Ce qui se passe vraiment ici va au-delà des barèmes tarifaires et des volumes commerciaux. La relation transatlantique qui a ancré le commerce mondial depuis la Seconde Guerre mondiale se fragmente sous la pression de nationalismes économiques concurrents. Trump voit le commerce comme une compétition à somme nulle où le gain de l’Amérique nécessite la perte de l’Europe. Bruxelles voit le commerce comme un bénéfice mutuel nécessitant une coopération basée sur des règles.
Du point de vue européen, cet accord représente du contrôle des dommages plutôt qu’une opportunité. C’est pour minimiser la douleur plutôt que maximiser le gain. Les multiples garde-fous et clauses de sortie révèlent à quel point la confiance s’est érodée entre Washington et Bruxelles.
Le Fonds monétaire international a averti dans une analyse récente que l’escalade des tensions commerciales entre les États-Unis et l’UE pourrait réduire la croissance du PIB mondial de 0,5 % au cours des deux prochaines années.

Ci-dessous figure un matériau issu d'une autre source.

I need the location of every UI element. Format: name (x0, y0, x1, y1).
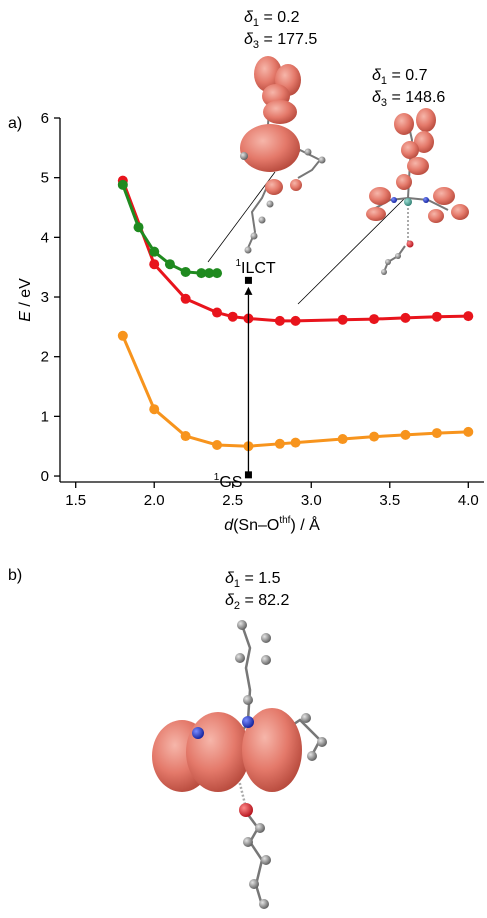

Ça peut sembler petit, mais ça se traduit par des centaines de milliards en production économique perdue et des millions d’emplois qui ne seront pas créés.
Que cette approbation conditionnelle mène à une implémentation réelle demeure incertain. Le bilan de Trump sur les accords internationaux n’est pas encourageant. Il s’est retiré d’accords climatiques, a renégocié l’ALENA, menacé de quitter l’OTAN et imposé des tarifs sur des alliés sans avertissement. Les législateurs européens ont conçu leurs garde-fous précisément parce qu’ils ont vu ce pattern se répéter.
Les prochains mois révéleront si le compromis pragmatique peut survivre à l’imprévisibilité populiste, ou si l’Atlantique devient trop large pour un partenariat traditionnel.